News Flash
WASHINGTON, May 19, 2025 (BSS/AFP) - A mega-bill central to US President Donald Trump's domestic agenda cleared a key hurdle Sunday, progressing out of the House Budget Committee after several lawmakers holding up the legislation dropped their opposition.
Trump is pushing to usher into law his so-called "One Big, Beautiful Bill" pairing an extension of his first-term tax cuts with savings that will see millions of the poorest Americans lose their health coverage.
But sharp divisions in the Republican Party have slowed the legislative process in Congress, with conservatives angling for much deeper cuts and moderates worried about threats to healthcare.
House Speaker Mike Johnson spent the weekend working to persuade rebels who blocked the bill on Friday.

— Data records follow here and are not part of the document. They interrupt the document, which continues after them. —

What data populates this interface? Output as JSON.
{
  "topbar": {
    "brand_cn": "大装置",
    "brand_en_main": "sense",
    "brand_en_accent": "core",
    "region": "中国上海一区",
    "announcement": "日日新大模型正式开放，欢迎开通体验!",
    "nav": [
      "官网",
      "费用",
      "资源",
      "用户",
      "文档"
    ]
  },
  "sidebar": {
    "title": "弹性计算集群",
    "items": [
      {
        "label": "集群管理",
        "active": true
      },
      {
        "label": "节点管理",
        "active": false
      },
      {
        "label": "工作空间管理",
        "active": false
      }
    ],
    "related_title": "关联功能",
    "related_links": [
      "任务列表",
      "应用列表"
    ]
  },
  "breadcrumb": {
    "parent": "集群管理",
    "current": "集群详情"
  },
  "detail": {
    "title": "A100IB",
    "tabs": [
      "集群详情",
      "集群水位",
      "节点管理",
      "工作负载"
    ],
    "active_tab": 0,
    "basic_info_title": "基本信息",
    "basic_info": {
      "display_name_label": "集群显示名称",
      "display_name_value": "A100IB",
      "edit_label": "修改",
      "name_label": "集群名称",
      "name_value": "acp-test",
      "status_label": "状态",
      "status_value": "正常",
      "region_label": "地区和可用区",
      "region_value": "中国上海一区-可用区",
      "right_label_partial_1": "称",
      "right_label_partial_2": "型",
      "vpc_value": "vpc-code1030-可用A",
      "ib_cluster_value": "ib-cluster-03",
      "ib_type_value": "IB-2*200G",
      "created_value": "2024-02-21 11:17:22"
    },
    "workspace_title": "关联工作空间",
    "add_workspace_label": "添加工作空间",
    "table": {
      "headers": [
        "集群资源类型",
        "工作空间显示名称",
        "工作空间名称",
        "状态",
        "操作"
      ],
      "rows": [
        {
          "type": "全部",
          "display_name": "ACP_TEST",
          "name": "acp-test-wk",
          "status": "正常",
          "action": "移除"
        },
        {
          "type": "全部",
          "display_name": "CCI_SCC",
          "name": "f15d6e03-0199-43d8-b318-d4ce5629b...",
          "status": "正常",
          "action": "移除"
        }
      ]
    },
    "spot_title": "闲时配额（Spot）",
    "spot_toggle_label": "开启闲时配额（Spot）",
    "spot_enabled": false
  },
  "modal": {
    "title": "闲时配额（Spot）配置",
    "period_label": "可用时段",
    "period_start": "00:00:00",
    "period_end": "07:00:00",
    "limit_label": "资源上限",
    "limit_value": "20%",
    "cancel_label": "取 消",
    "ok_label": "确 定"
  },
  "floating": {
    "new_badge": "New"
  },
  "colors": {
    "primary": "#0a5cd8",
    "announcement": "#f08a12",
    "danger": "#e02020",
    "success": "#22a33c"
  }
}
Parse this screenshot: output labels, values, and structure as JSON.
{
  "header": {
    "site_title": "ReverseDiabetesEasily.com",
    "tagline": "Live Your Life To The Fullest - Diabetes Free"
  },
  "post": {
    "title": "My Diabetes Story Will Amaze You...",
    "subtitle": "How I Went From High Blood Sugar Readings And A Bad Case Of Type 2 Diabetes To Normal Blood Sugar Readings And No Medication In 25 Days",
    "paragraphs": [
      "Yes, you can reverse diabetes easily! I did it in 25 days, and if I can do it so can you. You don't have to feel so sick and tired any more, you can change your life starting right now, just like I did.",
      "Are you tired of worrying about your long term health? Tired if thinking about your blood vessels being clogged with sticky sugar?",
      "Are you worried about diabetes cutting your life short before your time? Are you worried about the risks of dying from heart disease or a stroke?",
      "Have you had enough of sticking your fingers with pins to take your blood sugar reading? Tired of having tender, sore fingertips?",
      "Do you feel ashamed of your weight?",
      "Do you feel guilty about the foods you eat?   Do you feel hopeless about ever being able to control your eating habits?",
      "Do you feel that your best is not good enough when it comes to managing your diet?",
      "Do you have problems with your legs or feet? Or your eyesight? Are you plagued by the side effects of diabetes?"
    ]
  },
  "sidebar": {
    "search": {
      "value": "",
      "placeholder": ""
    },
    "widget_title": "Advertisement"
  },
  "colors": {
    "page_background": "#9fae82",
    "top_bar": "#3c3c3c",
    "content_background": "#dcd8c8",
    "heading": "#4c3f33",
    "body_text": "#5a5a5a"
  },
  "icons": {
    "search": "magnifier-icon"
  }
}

Republicans have a very slim majority in the House, meaning the legislation needs almost unanimous support to pass.
Republican Congressman Josh Brecheen, one of four representatives who reversed their votes on Sunday, said the legislation "still required tweaking."
"We look forward to working with the White House and leadership to resolve these issues in the next few days," he posted on X.
Speaker Johnson told "Fox News Sunday" that he plans for a floor vote on the package by the end of the week.
Independent congressional analysts calculate that the mega-bill's tax provisions would add more than $4.8 trillion to the federal deficit over the coming decade.
To partially offset that, Republicans plan significant cuts in spending -- notably by adding new restrictions on the Medicaid program that helps provide health insurance for more than 70 million lower-income Americans.
The policy change would result in more than 10 million people losing coverage under the program, according to estimates by the independent Congressional Budget Office.
Moderate Republicans fear overly large cuts in the popular program could upset the party's prospects in the midterm elections of November 2026.
But deficit hawks on the party's far right insist the projected cuts don't go far enough.
"We don't like smoke and mirrors," one of those legislators, Ralph Norman of South Carolina, told reporters. "We want real cuts."
"This is the largest spending reduction in at least three decades, probably longer," he told the Fox program. "It's historic."
Even if the bill passes in the House, it will face challenges in the Senate.
Republicans in the upper chamber, who have a similarly narrow majority, are demanding major changes in the sweeping bill -- which Trump is eager to present as a signal accomplishment early in his second term.